“Biglietto blu” (Einaudi 2021) è il secondo romanzo di Sophie Mackintosh, scrittrice britannica già candidata al Man Booker Prize nel 2018 con il romanzo di esordio “The Water Cure”.
È un libro suggerito da Giulia Ciarapica per il gruppo di lettura dell’Accademia Molly Bloom e che sarà discusso nel live del 13 dicembre sulla pagina Facebook della scuola di scrittura.
La vicenda parte dal presupposto che sia il sistema sociale e non una vocazione a determinare il destino delle donne: con una lotteria viene stabilito chi dovrà fare figli e a chi sarà vietato riprodursi. La protagonista riceve il biglietto blu, quello che le permette di condurre la vita come vuole, nella libertà sessuale, economica e lavorativa che desidera.
Eppure la libertà non sempre è percepita come tale. L’esistenza di un obbligo non è per tutte una condizione facile: se entrano in gioco l’istinto, la paura o il senso di inadeguatezza nessun biglietto regge, bianco o blu che sia.
Punti di forza
Ho apprezzato il fatto i personaggi femminili in “Biglietto blu” siano abbastanza variegati da rappresentare molte sfaccettature della maternità. Il tema è talmente soggettivo e magmatico che nel momento in cui lo si affronta si rischia anche di stigmatizzarlo o di schierarsi. In questo, invece, mi sembra che l’autrice sia stata abbastanza corretta.
“Quando ebbi smesso di piangere, mi tirai su a sedere con le braccia intorno alle ginocchia e osservai gli agricoltori che coltivavano i campi, in ginocchio con le mani a coppa intorno ai germogli verdi. Le teste avvolte in un cappuccio o nella garza per proteggersi dai pesticidi. Che bello essere una persona che faceva crescere le cose, che vangava il suolo e aspettava. Sembrava così semplice.”

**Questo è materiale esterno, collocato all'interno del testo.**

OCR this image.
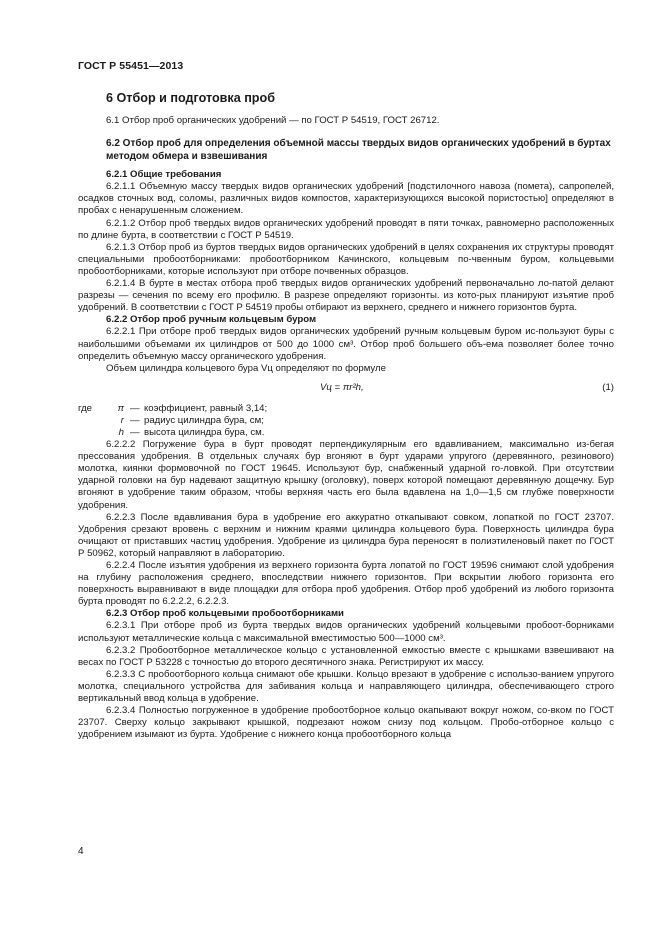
ГОСТ Р 55451—2013
6 Отбор и подготовка проб

6.1 Отбор проб органических удобрений — по ГОСТ Р 54519, ГОСТ 26712.

6.2 Отбор проб для определения объемной массы твердых видов органических удобрений в буртах методом обмера и взвешивания

6.2.1 Общие требования

6.2.1.1 Объемную массу твердых видов органических удобрений [подстилочного навоза (помета), сапропелей, осадков сточных вод, соломы, различных видов компостов, характеризующихся высокой пористостью] определяют в пробах с ненарушенным сложением.

6.2.1.2 Отбор проб твердых видов органических удобрений проводят в пяти точках, равномерно расположенных по длине бурта, в соответствии с ГОСТ Р 54519.

6.2.1.3 Отбор проб из буртов твердых видов органических удобрений в целях сохранения их структуры проводят специальными пробоотборниками: пробоотборником Качинского, кольцевым по-чвенным буром, кольцевыми пробоотборниками, которые используют при отборе почвенных образцов.

6.2.1.4 В бурте в местах отбора проб твердых видов органических удобрений первоначально ло-патой делают разрезы — сечения по всему его профилю. В разрезе определяют горизонты. из кото-рых планируют изъятие проб удобрений. В соответствии с ГОСТ Р 54519 пробы отбирают из верхнего, среднего и нижнего горизонтов бурта.

6.2.2 Отбор проб ручным кольцевым буром

6.2.2.1 При отборе проб твердых видов органических удобрений ручным кольцевым буром ис-пользуют буры с наибольшими объемами их цилиндров от 500 до 1000 см³. Отбор проб большего объ-ема позволяет более точно определить объемную массу органического удобрения.

Объем цилиндра кольцевого бура Vц определяют по формуле

Vц = πr²h,	(1)
где	π — коэффициент, равный 3,14;
r — радиус цилиндра бура, см;
h — высота цилиндра бура, см.

6.2.2.2 Погружение бура в бурт проводят перпендикулярным его вдавливанием, максимально из-бегая прессования удобрения. В отдельных случаях бур вгоняют в бурт ударами упругого (деревянного, резинового) молотка, киянки формовочной по ГОСТ 19645. Используют бур, снабженный ударной го-ловкой. При отсутствии ударной головки на бур надевают защитную крышку (оголовку), поверх которой помещают деревянную дощечку. Бур вгоняют в удобрение таким образом, чтобы верхняя часть его была вдавлена на 1,0—1,5 см глубже поверхности удобрения.

6.2.2.3 После вдавливания бура в удобрение его аккуратно откапывают совком, лопаткой по ГОСТ 23707. Удобрения срезают вровень с верхним и нижним краями цилиндра кольцевого бура. Поверхность цилиндра бура очищают от приставших частиц удобрения. Удобрение из цилиндра бура переносят в полиэтиленовый пакет по ГОСТ Р 50962, который направляют в лабораторию.

6.2.2.4 После изъятия удобрения из верхнего горизонта бурта лопатой по ГОСТ 19596 снимают слой удобрения на глубину расположения среднего, впоследствии нижнего горизонтов. При вскрытии любого горизонта его поверхность выравнивают в виде площадки для отбора проб удобрения. Отбор проб удобрений из любого горизонта бурта проводят по 6.2.2.2, 6.2.2.3.

6.2.3 Отбор проб кольцевыми пробоотборниками

6.2.3.1 При отборе проб из бурта твердых видов органических удобрений кольцевыми пробоот-борниками используют металлические кольца с максимальной вместимостью 500—1000 см³.

6.2.3.2 Пробоотборное металлическое кольцо с установленной емкостью вместе с крышками взвешивают на весах по ГОСТ Р 53228 с точностью до второго десятичного знака. Регистрируют их массу.

6.2.3.3 С пробоотборного кольца снимают обе крышки. Кольцо врезают в удобрение с использо-ванием упругого молотка, специального устройства для забивания кольца и направляющего цилиндра, обеспечивающего строго вертикальный ввод кольца в удобрение.

6.2.3.4 Полностью погруженное в удобрение пробоотборное кольцо окапывают вокруг ножом, со-вком по ГОСТ 23707. Сверху кольцо закрывают крышкой, подрезают ножом снизу под кольцом. Пробо-отборное кольцо с удобрением изымают из бурта. Удобрение с нижнего конца пробоотборного кольца

4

La mia sensazione è che Sophie Mackintosh non ha fatto del suo romanzo un’apologia o una detrazione al senso materno, ma ha creato per i suoi personaggi una panoramica più ampia, in cui semplicemente si mette in discussione se sia giusto o meno imporre a qualcuno il modo in cui vivere un sentimento atavico.
Però, però, però…
Proprio perché inafferrabile e misterioso, questo tema è un bosco intricato in cui avventurarsi: lo stesso in cui si rifugiano le ribelli, succubi delle proprie variazioni ormonali e del proprio istinto di sopravvivenza. Dal mio punto di vista la trama piano piano diventa un po’ troppo rocambolesca; diversi episodi verosimili vengono un po’ offuscati da altri leggermente forzati, in cui sinceramente ho visualizzato donne con pance posticce, che si muovono a scatti come nei videogiochi.
L’intera narrazione, inoltre, ha uno stile un po’ trasognato e non sempre sono riuscita a immaginare chiaramente le situazioni.
“Pensavo solo al benessere, e quant’era remota per me quella sensazione. Il benessere era un luogo dove non potevo andare. (…) Il benessere era una condizione permanente, non il continuo mutare del mio corpo così com’era adesso.”
Al netto dei miei “però”, affrontare la lettura “Biglietto blu” significa comunque prendere in considerazione più punti di vista sul senso materno. Lo consiglio nel caso si abbia bisogno di fare chiarezza sul proprio o di comprenderlo dal di fuori.